Parece ficar bem claro que as últimas cartadas de nosso querido governo contribuem para o agravamento da atual crise econômica no Brasil. No entanto, não estamos sós, pois tais medidas governamentais são recorrentes em diversos países durante crises econômicas ao longo da história. Governos e políticos em diversos momentos históricos se esforçam para dar o tiro no pé.
O fato que mais chama nossa atenção não é a nova onda protecionista mundial que ainda vai se intensificar e exacerbar o já combalido fluxo comercial global, mas sim o último aumento real do salário mínimo em terras tupiniquins que funcionaria como um potente catalisador de desemprego no contexto de um PIB com crescimento negativo (contração), como já ocorre, mas não é divulgado no Brasil.
O mais impressionante ainda é a contextualização do evento como benéfico e anticíclico conforme o divulgado pela grande mídia (leia-se Folha de S.Paulo, 16/02 e sucessivas edições) sob o argumento de que o aumento do salário mínimo “injetaria R$21 bi e reduziria a crise”. Governo e coadjuvantes são exímios “marqueteiros”, não tenhamos dúvidas.
Ora bolas, seria interessante perguntar a 100 dirigentes de empresas em setores afetados (quase todos na atualidade) se o aumento do valor na folha de pagamento é um incentivo para mais demissões diante de um faturamento em franco declínio. A resposta parece ser bastante óbvia.
Em outras palavras, se já não bastasse o “engessamento” e arcaísmo das leis trabalhistas no Brasil, que em tempos normais funciona como “um freio de mão” puxado para o desenvolvimento econômico no país, temos ainda a “mão boba” governamental que, em momento perfeito, empurra o cidadão assalariado precipício abaixo, incorporando-o as estatísticas de desemprego e direto para o auxilio governamental (maquiavélico não?).

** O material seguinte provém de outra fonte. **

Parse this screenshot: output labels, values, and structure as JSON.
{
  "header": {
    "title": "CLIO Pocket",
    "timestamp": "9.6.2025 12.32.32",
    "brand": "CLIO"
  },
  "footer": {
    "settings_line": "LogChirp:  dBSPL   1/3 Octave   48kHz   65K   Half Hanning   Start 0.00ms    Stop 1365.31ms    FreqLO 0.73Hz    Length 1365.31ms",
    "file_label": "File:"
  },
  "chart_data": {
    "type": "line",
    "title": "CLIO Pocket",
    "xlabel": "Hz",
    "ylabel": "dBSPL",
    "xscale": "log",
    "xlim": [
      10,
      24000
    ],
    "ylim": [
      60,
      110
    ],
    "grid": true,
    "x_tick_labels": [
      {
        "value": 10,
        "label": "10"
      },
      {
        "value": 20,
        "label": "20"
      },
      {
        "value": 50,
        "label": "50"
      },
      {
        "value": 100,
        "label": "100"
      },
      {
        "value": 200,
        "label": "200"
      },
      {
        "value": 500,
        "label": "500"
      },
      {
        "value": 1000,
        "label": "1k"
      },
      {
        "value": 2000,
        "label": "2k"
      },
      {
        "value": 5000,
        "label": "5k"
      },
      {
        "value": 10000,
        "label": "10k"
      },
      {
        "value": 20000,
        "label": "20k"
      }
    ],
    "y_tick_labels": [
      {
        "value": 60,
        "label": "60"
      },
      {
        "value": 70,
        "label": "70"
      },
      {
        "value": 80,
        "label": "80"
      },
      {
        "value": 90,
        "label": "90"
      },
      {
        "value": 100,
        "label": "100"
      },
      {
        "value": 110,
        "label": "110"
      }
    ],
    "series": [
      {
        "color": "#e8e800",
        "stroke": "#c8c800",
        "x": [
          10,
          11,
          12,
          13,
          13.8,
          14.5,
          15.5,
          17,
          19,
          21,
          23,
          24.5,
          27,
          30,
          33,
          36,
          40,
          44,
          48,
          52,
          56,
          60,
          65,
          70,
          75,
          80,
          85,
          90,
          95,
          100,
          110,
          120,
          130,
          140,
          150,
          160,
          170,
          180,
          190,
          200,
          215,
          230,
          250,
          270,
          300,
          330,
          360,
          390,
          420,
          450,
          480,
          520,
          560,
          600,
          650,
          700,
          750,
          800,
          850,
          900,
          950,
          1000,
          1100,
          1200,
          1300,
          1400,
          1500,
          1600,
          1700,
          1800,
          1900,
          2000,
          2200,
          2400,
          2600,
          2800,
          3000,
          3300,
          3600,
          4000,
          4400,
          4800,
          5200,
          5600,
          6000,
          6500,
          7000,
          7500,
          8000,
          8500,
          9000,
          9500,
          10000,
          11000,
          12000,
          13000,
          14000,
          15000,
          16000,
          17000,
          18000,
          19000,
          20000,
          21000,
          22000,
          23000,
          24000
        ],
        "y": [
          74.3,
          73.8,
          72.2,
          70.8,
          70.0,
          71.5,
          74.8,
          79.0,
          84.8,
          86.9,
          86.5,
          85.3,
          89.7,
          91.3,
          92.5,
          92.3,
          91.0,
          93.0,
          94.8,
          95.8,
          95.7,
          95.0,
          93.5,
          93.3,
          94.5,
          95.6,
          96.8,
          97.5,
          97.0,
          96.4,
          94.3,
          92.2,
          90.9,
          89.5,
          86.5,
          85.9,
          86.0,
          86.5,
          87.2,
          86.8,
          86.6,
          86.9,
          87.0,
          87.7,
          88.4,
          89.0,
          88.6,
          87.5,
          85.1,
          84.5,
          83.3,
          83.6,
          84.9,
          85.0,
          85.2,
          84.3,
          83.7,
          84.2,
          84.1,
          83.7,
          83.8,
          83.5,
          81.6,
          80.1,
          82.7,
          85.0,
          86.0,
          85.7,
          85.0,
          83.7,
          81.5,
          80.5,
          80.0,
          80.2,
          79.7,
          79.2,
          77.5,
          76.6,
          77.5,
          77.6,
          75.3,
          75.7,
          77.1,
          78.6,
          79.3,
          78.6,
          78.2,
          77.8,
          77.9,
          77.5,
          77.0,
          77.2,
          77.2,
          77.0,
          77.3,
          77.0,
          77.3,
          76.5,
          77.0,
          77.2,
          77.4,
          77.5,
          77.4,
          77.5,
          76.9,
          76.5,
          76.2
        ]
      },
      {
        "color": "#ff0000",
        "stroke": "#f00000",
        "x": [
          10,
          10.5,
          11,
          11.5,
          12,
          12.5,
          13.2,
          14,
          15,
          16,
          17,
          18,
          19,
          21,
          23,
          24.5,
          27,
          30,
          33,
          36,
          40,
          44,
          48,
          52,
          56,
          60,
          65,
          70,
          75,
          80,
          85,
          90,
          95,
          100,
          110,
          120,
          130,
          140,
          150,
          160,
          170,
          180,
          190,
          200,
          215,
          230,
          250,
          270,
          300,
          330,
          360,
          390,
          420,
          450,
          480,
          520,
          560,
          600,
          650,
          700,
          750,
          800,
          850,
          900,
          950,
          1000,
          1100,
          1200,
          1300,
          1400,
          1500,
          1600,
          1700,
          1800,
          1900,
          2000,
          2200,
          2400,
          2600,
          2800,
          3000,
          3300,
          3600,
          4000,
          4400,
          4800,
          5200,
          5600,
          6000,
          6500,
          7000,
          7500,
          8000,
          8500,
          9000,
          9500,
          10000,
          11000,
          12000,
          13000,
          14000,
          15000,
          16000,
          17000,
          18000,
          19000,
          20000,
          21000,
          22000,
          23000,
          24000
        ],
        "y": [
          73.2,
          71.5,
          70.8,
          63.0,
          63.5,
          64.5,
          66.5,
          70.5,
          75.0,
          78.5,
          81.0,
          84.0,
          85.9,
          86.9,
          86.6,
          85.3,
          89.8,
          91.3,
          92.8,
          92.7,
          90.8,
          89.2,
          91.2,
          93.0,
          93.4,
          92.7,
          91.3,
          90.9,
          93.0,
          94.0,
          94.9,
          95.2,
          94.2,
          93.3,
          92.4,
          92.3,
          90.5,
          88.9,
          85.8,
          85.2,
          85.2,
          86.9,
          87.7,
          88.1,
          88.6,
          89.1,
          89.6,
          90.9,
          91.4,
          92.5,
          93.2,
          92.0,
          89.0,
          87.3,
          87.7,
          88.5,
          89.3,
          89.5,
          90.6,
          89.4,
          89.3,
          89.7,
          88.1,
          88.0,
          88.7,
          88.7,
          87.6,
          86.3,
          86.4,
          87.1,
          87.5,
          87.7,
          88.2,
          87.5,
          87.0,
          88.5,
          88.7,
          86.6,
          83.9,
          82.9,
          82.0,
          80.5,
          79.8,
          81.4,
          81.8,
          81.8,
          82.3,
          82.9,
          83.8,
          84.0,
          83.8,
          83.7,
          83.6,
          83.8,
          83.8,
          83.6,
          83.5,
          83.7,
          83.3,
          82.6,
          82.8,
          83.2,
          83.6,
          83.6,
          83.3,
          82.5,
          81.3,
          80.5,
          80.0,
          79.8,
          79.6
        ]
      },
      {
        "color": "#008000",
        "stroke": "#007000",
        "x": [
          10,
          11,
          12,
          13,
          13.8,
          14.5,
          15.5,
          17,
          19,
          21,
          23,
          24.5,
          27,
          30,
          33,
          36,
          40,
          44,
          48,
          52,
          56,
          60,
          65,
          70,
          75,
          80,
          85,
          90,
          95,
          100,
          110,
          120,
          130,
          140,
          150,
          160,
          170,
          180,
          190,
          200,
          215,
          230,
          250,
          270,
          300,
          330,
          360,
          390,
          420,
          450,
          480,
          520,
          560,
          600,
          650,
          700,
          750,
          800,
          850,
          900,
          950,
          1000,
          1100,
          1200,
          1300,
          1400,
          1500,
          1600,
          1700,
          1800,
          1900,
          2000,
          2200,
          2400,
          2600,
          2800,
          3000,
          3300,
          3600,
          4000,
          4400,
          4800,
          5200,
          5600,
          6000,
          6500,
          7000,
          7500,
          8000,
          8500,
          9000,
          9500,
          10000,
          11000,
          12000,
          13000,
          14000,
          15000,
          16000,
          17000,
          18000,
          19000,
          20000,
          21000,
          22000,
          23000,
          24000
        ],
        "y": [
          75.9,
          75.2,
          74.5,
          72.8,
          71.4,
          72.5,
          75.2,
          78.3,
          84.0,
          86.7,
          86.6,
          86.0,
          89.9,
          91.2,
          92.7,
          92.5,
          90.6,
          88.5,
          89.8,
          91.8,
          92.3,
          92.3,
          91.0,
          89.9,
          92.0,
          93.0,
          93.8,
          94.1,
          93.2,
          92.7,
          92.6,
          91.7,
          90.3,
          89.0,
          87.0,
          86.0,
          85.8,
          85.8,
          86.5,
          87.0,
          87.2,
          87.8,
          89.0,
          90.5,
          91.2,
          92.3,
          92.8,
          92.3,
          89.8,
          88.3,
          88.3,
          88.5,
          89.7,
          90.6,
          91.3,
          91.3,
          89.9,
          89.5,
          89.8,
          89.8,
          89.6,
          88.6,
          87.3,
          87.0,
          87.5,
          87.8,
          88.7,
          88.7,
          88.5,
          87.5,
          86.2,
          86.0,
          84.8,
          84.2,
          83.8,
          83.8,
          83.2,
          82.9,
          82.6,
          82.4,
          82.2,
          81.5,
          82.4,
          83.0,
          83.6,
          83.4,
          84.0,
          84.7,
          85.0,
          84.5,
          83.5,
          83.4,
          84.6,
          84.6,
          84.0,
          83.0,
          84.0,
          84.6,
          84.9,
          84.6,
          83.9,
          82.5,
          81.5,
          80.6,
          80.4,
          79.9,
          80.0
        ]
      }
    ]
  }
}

A atual conjuntura econômica exigiria exatamente o contrário, a flexibilização e redução real dos salários médios pagos aos trabalhadores. Parece que a grande maioria não entende (ou não quer entender) que invariavelmente deve ocorrer uma retração da massa salarial global para um novo ponto de equilíbrio condizente com uma demanda menor por bens e serviços bem como em equilíbrio com os valores reais dos outros fatores e custos de produção que já se encontram em processo de deflação. Ocorre que o decréscimo da massa salarial total só pode ocorrer com muitos desempregos caso os salários reais individuais não possam ser rebaixados. No momento em que novos aumentos do salário mínimo são impostos, estamos basicamente alavancando o numero total de desempregos que deve ocorrer para atender ao novo equilíbrio da massa salarial no sistema. Em resumo, estamos falando de matemática e equilíbrio.
Assim sendo, temos uma situação onde o intervencionismo governamental por meio do aumento do salário mínimo “joga gasolina no fogo”. O resultado líquido final é um numero total maior de desempregados do que outrora deveria ser.
O efeito alavancagem da intervenção do governo contribui ainda para aumentar o stress psicológico na população (e conseqüente contração econômica), uma vez que o rompimento do contrato de trabalho direta ou indiretamente incentiva o conservadorismo, menores investimentos, maior poupança e conseqüente diminuição da velocidade do dinheiro no sistema (ver “Depois que o Mundo Parou”, 17/02/09). Conforme já relatado, mesmo que o aumento do salário mínimo de fato “injete” valores expressivos no sistema, tal injeção de liquidez vai ficar ali mesmo, na mão de quem recebeu o aumento, pois a maior propensão à poupança (diminuição da velocidade do dinheiro) esta correlacionada ao stress psicológico global gerado pelo agravamento da crise.
Em suma, a intervenção governamental sempre exacerba os movimentos econômicos, tanto para cima como para baixo. Investidores experientes têm muito claro este conceito e posicionam-se de acordo.